Sally Stevens' work as a singer, lyricist and vocal contractor
in the fields of film, recording and television, has spanned many years in
Hollywood and she is pleased to still be at it.
But about twelve years ago she began pursuit of a second passion
- Fine Art Photography.
She has had four solo exhibits, working in traditional black & white 35 mm. film:
"STREET SCENES & OTHER JOURNEYS", A Studio Gallery (2003)
"ASPECTS OF LIGHT", A Studio Gallery (2004)
"FILM SCORING: BEHIND THE SCENES", A Studio Gallery (2005)
"POEMS FROM THE ROAD", A Studio Gallery (2007).
She also participated in an exhibit of women photographers
in the village of Ternay, France, in May of 2002 and her work has been
included in four group shows at A Studio Gallery.
She received Nominee Awards recognition in three categories in the
2005 International "Black & White Spider Awards" competition.
In addition, work from the Film Composers Series (a work in progress)
FILM SCORING: BEHIND THE SCENES
was exhibited at The Academy of Television Arts & Sciences, in 2007.
Eventually she hopes to turn the material from this series into a book
which might be of interest to film score fans (of which she has discovered there are many! )
She has another project which she hopes will someday also be a book,
the proceeds of which would be donated to assist the homeless community in Los Angeles.
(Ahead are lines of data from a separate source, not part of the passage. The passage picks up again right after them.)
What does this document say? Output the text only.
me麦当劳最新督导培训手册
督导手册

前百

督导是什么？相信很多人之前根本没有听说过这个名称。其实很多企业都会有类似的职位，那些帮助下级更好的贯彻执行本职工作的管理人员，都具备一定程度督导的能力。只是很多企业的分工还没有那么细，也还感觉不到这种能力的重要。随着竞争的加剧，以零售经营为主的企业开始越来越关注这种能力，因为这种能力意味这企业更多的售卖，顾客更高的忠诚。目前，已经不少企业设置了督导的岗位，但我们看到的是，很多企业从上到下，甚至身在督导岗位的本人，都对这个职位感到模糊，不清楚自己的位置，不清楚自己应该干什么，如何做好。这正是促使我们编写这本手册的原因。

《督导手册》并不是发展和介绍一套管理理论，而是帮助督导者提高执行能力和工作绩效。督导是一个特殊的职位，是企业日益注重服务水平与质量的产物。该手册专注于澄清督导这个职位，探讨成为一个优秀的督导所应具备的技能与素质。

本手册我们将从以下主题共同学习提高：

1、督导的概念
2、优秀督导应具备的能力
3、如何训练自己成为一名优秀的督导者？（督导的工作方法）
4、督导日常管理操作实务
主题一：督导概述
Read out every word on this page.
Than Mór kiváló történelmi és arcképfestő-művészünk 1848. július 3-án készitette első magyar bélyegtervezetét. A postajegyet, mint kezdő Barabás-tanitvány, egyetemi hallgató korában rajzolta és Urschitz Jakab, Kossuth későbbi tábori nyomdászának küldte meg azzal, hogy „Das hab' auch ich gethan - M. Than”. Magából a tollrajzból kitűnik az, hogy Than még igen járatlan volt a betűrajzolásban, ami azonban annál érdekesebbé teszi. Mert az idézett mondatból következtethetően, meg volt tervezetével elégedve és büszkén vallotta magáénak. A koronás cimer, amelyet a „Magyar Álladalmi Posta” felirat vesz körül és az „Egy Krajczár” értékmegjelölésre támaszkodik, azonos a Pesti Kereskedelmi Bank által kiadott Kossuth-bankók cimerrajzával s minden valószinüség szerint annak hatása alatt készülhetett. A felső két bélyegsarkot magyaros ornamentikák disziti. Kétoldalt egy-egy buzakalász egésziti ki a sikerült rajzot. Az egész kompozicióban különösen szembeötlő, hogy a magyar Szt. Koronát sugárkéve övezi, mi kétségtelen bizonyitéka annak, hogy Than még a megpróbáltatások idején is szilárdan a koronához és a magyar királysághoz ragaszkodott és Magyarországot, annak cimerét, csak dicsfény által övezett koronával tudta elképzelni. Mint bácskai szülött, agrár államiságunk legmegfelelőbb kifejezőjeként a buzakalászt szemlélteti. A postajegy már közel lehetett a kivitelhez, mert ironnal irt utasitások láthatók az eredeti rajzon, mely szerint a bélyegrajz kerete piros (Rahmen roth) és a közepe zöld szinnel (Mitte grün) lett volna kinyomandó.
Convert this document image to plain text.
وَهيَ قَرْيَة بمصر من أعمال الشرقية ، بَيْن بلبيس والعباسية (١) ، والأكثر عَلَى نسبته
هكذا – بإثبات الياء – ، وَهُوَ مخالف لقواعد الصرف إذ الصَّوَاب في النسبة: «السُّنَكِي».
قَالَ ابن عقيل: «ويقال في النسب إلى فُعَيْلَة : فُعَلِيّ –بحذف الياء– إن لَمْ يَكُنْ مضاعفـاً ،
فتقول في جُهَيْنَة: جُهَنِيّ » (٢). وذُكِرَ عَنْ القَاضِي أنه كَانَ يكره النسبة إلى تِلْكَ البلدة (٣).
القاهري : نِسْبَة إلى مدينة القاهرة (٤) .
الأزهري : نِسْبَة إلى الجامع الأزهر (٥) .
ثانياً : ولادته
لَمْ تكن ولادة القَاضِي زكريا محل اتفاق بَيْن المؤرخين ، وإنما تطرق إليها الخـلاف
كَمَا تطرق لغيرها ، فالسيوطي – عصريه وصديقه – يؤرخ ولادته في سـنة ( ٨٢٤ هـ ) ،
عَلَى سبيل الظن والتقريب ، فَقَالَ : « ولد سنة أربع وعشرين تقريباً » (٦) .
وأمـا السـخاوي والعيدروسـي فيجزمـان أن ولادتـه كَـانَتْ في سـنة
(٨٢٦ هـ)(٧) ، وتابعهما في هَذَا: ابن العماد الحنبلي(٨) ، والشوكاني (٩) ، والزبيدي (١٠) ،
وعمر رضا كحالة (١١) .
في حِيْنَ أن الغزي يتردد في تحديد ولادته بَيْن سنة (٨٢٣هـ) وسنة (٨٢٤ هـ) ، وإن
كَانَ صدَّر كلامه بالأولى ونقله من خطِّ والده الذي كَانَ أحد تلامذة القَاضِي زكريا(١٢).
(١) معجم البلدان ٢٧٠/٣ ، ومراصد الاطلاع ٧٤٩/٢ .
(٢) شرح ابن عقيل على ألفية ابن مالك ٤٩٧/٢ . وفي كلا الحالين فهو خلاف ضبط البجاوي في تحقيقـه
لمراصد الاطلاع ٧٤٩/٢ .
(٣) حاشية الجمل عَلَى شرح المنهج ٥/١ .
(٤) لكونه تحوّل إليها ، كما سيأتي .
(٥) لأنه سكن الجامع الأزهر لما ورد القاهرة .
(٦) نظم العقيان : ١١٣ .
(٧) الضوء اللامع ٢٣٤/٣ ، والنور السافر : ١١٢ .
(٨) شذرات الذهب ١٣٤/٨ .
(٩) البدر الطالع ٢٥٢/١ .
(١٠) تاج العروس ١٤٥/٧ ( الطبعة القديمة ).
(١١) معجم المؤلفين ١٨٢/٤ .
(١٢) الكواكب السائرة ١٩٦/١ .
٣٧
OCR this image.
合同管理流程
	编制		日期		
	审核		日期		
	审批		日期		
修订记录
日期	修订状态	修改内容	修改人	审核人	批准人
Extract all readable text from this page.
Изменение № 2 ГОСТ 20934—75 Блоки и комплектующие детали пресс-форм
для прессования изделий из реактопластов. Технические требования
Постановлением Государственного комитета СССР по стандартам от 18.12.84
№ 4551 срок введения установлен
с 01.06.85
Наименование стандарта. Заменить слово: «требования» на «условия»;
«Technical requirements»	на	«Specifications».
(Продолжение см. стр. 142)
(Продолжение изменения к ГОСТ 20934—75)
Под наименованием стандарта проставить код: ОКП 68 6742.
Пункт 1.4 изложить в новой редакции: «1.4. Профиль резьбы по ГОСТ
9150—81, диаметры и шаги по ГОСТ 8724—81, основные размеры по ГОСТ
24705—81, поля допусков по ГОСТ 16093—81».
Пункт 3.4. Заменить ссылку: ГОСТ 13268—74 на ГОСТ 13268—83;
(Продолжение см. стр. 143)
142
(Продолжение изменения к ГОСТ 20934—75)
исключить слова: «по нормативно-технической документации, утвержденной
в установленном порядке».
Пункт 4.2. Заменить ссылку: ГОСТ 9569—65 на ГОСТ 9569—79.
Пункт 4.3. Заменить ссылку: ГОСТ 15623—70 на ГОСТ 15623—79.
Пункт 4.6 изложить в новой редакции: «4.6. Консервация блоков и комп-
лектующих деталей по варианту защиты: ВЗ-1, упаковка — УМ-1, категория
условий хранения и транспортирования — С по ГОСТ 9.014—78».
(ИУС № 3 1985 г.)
The work is a series of black and white photographs of mothers and their children,
accompanied by interviews with the mothers, while they were in residence
at the Union Rescue Mission on Skid Row.
This project began with an idea Sally had when she learned that at the time
the Union Rescue Mission was the only shelter on Skid Row that accepted women and children.
She wanted do some fine quality black and white photographs of the children
in residence as gifts for their mothers. She felt this was something
most of the mothers there might never have, and those childhoods like
all childhoods, goes by so very quickly. The idea eventually grew
into the idea of creating a book which would include interviews with
the woman as well as the photographs of the families. This idea was
warmly received by the gentleman who was at the time in charge of
fund raising for the Mission's proposed Transitional Housing Shelter,
and over the period of the next four months, making weekly visits,
she completed 26 interviews, with accompanying photographs, and has
printed a "mockup" of the first three chapters of the book.
She's looking for a "publisher" home for the material!